In B, one needs to compute

\overrightarrow{x} \left[\begin{matrix} 1 & 0 & 0 \\ 0 & 1 & 0 \\ 0 & 0 & 0 \end{matrix} \right]\overrightarrow{x^{*}}

= \left(\overrightarrow{y}P^{-1}\right) \left(PAP^{-1}\right)P\left[\begin{matrix} 1 & 0 & 0 \\ 0 & 1 & 0 \\ 0 & 0 & 0 \end{matrix} \right]P^{-1}\left(PAP^{-1}\right)^{-1}\left(\overrightarrow{y}P^{-1}\right)^{*}=1,

where \overrightarrow{y}=\overrightarrow{x}A  and \overrightarrow{y}P^{-1} is the coordinate vector of \overrightarrow{y} in the basis B.

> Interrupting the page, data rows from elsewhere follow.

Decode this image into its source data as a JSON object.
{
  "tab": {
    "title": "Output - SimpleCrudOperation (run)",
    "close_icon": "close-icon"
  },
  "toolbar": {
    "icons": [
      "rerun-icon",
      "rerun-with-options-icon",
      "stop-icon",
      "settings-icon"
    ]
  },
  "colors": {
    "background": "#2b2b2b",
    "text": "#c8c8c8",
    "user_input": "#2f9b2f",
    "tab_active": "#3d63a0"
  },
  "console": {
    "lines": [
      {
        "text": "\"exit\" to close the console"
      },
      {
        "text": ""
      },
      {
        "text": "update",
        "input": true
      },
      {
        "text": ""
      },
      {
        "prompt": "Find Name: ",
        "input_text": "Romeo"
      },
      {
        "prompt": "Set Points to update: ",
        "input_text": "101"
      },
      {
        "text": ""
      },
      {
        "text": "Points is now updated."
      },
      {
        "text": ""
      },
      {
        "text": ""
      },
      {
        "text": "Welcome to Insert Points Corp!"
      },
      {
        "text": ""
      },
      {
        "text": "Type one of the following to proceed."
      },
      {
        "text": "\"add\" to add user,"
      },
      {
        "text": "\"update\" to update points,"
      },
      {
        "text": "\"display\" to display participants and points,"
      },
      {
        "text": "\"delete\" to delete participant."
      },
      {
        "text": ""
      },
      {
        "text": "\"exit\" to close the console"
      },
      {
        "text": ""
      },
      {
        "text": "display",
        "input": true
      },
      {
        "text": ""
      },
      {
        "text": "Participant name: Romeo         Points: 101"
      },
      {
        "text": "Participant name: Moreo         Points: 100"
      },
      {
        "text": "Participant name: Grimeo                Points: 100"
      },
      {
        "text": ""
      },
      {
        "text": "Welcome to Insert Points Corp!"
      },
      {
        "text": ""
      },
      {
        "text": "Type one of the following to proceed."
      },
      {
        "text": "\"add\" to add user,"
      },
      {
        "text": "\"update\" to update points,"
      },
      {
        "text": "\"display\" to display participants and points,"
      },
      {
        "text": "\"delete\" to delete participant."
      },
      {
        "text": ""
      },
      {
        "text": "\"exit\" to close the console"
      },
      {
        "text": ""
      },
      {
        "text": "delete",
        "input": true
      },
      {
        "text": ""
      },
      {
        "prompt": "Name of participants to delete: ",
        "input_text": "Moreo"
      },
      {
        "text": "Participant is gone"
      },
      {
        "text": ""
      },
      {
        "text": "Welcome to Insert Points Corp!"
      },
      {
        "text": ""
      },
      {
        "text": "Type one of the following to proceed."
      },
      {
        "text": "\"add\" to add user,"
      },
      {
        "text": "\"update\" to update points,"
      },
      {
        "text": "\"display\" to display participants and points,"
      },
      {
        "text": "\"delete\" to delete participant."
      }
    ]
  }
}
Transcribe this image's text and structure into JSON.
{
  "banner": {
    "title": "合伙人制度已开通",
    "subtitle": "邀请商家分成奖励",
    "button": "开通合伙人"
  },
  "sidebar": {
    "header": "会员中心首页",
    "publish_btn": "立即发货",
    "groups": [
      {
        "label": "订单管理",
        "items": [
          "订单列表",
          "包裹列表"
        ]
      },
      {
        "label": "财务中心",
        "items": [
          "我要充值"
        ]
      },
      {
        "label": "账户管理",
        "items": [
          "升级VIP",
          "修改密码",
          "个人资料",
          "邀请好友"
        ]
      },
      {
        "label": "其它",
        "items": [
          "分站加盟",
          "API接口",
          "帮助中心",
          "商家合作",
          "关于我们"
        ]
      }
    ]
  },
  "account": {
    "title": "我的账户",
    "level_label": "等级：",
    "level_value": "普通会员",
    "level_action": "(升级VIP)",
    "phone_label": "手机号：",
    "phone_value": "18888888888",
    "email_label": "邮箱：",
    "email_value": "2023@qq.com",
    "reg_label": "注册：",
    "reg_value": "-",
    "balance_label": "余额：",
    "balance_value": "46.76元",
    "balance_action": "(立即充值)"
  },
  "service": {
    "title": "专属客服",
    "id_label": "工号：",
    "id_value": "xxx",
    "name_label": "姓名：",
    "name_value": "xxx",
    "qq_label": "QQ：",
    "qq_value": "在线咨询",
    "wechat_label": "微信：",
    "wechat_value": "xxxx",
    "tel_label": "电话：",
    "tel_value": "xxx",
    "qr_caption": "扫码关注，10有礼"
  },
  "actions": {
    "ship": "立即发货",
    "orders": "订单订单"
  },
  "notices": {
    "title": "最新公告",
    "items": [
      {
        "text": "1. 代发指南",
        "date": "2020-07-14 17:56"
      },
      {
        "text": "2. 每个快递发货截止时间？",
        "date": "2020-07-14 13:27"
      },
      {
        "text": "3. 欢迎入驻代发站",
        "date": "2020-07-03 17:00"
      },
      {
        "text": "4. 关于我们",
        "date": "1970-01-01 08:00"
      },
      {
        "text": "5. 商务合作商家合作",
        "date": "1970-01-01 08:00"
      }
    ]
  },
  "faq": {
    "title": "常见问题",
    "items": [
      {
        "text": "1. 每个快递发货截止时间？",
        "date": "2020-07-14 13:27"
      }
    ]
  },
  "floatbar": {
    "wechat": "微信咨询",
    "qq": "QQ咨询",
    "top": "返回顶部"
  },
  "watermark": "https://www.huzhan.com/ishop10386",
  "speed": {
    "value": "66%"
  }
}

In C, one needs to compute

\overrightarrow{x} \left[\begin{matrix} 1 & 0 & 0 \\ 0 & 1 & 0 \\ 0 & 0 & 0 \end{matrix} \right]\overrightarrow{x^{*}}=\left(\overrightarrow{y}A^{-1}\right)\left[\begin{matrix} 1 & 0 & 0 \\ 0 & 1 & 0 \\ 0 & 0 & 0 \end{matrix} \right]\left(\overrightarrow{y}A^{-1}\right)^{*}= \alpha^{2}_{1}+\alpha^{2}_{2}=1,

where \overrightarrow{y}A^{-1}=\left(\alpha _{1} ,\alpha _{2} ,\alpha _{3}\right) is the coordinate vector of \overrightarrow{y}=\overrightarrow{x} A in the basis C. Hence, to view the image cylinder, under\overrightarrow{y}=\overrightarrow{x} A, in C is the same as to view the original cylinder in N.